O câncer de mama é a neoplasia maligna mais incidente e com maior mortalidade entre mulheres globalmente, tornando os programas de rastreamento cruciais para a redução de sua morbimortalidade. O objetivo do rastreamento é a detecção precoce de lesões pré-invasivas ou invasivas subclínicas, permitindo intervenções mais eficazes e com melhores prognósticos. A mamografia é o método de escolha universalmente reconhecido para o rastreamento populacional. A eficácia da mamografia no rastreamento é comprovada por revisões sistemáticas, que demonstram uma redução, ainda que pequena, na mortalidade por câncer de mama. É fundamental diferenciar o rastreamento populacional, que visa a detecção em assintomáticas, da abordagem individual de pacientes sintomáticas. Um erro comum é considerar o autoexame das mamas como uma estratégia de rastreamento populacional eficaz; embora promova o autoconhecimento e a detecção de alterações pela própria mulher, não há evidências de que reduza a mortalidade em nível populacional. A densidade mamária é um fator importante na interpretação da mamografia, pois mamas densas podem mascarar lesões, diminuindo a acurácia do exame e aumentando os falsos-negativos. Nesses casos, métodos complementares como ultrassonografia, ressonância magnética ou tomossíntese são indicados para aumentar a sensibilidade do rastreamento. A mamografia digital, por sua vez, demonstrou maior acurácia em subgrupos específicos, como mulheres jovens (<50 anos), com mamas densas e em períodos de pré e peri-menopausa, devido à sua capacidade de otimizar a visualização em tecidos mais densos.

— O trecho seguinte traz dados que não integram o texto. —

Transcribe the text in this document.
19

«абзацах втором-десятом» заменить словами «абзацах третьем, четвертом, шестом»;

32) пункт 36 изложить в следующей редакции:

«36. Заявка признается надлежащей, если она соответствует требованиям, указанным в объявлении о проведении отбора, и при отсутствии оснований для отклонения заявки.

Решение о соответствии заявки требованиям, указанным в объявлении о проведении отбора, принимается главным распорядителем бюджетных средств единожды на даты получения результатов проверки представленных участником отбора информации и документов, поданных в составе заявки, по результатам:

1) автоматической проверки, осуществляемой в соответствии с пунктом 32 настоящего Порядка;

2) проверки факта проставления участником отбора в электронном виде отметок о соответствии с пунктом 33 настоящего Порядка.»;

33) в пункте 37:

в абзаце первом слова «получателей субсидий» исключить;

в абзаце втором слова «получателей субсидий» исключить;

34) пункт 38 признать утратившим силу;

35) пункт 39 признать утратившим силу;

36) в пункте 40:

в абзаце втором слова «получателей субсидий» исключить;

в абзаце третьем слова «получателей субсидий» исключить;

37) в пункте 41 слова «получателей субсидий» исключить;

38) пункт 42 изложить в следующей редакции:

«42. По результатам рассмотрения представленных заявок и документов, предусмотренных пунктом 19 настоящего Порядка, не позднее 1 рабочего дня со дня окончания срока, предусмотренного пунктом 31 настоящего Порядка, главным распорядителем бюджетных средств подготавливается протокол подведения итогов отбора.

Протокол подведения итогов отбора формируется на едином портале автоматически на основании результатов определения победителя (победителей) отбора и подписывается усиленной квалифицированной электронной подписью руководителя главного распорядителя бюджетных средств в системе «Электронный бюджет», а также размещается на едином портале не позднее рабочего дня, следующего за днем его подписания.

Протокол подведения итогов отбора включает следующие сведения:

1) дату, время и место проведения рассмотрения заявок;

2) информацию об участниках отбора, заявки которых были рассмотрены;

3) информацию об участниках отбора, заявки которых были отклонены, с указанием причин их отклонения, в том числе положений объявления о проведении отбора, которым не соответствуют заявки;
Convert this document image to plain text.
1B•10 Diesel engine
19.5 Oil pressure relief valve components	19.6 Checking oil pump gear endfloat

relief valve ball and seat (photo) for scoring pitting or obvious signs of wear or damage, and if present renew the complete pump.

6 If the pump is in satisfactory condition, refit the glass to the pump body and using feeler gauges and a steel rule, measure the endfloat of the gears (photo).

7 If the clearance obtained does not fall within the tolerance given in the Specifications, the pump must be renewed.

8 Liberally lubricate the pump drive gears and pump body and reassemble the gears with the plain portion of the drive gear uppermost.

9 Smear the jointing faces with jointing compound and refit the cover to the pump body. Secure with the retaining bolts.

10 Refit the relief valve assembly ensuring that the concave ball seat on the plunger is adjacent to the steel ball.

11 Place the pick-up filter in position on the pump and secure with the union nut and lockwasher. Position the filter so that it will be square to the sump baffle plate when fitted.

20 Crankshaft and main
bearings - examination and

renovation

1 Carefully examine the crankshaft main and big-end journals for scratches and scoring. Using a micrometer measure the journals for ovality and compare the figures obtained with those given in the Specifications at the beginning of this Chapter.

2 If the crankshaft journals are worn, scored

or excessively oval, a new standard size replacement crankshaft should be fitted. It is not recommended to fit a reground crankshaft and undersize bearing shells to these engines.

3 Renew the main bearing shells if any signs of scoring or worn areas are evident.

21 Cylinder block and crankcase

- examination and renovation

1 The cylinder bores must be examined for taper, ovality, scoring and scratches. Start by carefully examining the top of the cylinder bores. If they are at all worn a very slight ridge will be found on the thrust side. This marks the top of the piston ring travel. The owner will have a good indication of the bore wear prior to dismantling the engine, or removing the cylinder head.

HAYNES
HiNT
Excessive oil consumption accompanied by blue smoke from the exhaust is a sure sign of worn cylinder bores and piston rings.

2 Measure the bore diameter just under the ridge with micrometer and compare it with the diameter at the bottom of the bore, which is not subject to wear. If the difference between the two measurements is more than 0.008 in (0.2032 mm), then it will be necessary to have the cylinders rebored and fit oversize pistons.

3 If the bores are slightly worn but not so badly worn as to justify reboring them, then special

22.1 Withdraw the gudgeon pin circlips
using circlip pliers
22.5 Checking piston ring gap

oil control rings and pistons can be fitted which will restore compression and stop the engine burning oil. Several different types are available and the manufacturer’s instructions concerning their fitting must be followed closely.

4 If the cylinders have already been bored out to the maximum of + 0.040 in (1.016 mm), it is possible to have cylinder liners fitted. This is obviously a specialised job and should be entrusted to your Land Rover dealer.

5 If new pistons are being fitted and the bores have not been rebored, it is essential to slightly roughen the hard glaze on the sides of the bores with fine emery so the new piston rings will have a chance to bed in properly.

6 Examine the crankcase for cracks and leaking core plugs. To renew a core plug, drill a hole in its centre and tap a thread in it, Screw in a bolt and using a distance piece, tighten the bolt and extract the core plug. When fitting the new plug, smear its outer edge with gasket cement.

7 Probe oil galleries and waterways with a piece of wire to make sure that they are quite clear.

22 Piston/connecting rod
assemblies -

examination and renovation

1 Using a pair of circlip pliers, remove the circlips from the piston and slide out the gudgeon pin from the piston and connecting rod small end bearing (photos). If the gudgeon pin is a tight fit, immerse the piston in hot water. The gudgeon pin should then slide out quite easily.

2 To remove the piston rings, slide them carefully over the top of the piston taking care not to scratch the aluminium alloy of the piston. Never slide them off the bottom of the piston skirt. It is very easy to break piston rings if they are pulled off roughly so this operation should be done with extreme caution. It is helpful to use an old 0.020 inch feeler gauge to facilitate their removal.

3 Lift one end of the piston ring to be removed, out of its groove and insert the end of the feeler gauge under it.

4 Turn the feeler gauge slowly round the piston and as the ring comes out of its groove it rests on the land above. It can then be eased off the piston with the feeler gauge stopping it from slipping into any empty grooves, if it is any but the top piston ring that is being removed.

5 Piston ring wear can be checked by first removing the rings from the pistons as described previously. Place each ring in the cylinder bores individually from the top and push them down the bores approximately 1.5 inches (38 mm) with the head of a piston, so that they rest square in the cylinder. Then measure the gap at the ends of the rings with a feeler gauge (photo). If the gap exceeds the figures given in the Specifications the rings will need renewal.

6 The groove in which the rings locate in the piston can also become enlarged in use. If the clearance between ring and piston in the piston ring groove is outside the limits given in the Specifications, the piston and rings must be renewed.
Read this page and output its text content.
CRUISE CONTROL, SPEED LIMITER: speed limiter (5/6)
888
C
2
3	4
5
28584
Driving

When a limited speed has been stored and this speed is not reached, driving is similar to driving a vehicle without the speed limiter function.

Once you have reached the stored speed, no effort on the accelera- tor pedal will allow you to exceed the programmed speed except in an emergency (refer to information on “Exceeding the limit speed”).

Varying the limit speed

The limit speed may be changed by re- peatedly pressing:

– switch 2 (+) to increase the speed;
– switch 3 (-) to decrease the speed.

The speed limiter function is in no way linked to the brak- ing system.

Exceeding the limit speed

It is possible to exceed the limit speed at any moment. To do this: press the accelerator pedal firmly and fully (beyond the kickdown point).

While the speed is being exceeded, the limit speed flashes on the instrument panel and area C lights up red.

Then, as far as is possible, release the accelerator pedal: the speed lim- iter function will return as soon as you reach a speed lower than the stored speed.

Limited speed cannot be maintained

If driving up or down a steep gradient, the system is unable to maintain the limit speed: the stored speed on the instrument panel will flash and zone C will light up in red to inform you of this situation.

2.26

A mamografia é o método de rastreamento mais eficaz e amplamente aceito para câncer de mama, demonstrando redução da mortalidade em estudos populacionais.
Não, o autoexame das mamas não é considerado um método de rastreamento populacional eficaz, pois não demonstrou redução da mortalidade em estudos. Ele é importante para o autoconhecimento.
Mamas densas diminuem a acurácia da mamografia, aumentando falsos-negativos. Nesses casos, ultrassonografia, ressonância magnética ou tomossíntese podem ser associadas para aumentar a sensibilidade.